O filme de Meirelles, assim como o de Yahkni e Gieco, são produções realizadas por jovens estudantes do audiovisual, e consequentemente através da estética e abordagem da temática de suas produções nota-se um apreço por questões técnicas. Ao contrário, Amos Poe e Dont Lett demonstram um total desprendimento da técnica audiovisual, trazendo registros que tendem ao precário, a crueza das imagens, demonstrando um mau balanceamento das luzes e tratamento do áudio.

Meirelles, em seu filme, nos dá uma visão sobre o movimento punk de São Paulo através de depoimentos centrados em participantes do movimento e da banda punk Inocentes. O que chama a atenção em seu filme são as misturas de linguagem e constantes intercalações de diferentes tipos de imagem e pontos de vista da câmera. Constantemente, a imagem do entrevistado é interrompida por imagens de arquivos jornalísticos, filmes, televisão, paisagens urbanas ora em contraste com o que está sendo dito, ora na intenção de reforçar o que se fala.

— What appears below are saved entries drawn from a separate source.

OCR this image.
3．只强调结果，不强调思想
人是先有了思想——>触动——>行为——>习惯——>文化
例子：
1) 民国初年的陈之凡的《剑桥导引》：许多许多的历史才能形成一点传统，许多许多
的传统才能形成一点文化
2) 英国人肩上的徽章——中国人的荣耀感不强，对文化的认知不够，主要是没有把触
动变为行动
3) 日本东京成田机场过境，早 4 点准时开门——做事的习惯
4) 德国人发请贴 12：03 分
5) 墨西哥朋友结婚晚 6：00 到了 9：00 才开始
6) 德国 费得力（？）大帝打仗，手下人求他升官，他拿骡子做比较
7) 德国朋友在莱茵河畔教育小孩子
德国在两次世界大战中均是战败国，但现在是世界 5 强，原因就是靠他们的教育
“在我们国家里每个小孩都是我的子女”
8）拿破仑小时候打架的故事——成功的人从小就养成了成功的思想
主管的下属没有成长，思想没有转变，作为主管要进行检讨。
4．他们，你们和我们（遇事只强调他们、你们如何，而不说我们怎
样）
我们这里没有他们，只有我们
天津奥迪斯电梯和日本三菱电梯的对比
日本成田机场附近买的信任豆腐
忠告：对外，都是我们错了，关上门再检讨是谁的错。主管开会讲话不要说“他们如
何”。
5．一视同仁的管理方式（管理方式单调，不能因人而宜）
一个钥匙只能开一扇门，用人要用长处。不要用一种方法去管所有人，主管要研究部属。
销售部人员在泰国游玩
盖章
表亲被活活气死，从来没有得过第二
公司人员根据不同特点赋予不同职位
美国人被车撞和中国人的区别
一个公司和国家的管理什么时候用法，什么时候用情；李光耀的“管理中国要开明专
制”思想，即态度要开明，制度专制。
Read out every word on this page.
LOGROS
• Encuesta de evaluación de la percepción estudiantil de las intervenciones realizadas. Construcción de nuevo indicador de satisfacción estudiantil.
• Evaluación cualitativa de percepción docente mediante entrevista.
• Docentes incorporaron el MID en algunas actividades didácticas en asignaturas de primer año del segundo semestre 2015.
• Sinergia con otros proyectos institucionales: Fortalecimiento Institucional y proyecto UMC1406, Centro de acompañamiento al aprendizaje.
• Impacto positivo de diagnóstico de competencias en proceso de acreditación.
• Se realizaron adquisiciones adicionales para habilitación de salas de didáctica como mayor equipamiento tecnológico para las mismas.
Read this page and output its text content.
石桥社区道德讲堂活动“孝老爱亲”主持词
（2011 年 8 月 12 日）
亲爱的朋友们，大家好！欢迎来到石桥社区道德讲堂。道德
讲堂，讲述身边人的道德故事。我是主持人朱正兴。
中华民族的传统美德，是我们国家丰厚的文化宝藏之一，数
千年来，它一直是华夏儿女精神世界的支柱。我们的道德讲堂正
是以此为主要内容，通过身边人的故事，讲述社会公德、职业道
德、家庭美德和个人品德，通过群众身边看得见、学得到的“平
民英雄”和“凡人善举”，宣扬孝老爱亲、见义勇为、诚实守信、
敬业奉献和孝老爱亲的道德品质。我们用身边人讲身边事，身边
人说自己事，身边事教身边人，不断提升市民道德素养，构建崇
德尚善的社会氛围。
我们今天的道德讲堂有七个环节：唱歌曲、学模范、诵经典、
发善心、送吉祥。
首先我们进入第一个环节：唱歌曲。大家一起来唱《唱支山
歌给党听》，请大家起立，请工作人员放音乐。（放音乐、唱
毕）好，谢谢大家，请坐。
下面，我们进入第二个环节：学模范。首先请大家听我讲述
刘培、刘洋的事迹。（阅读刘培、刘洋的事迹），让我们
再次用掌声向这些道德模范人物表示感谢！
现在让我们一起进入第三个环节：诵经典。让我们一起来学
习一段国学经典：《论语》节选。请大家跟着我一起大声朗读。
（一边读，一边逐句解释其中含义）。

Outro fato que chama a atenção e é uma constante nos trabalhos realizados pela produtora Olhar Eletrônico são as misturas de real, humor e ficção. O exemplo disso comparece em Garotos de Subúrbio: um ator caracterizado com os principais

adereços que compõem um visual punk (jaqueta de couro, correntes, óculos escuros, calça jeans rasgada, tênis cano longo, pulseira de arrebite) deitado sobre sacos de lixo. Em suas falas percebe-se a apropriação dos principais clichês dos punks do filme, tornando-o um personagem totalmente estereotipado do punk. Um olhar desatento acaba nem percebendo a presença do ator em meio aos outros entrevistados. Esse personagem dá uma visão crítica do diretor ao próprio movimento punk, como mais um produto do mercado que se apropria do estilo e os devolve à normalidade como produtos da moda e com seus significados esvaziados e diluídos.

No documento Metamorfoses do cinema punk (1975-1990) (páginas 77-82)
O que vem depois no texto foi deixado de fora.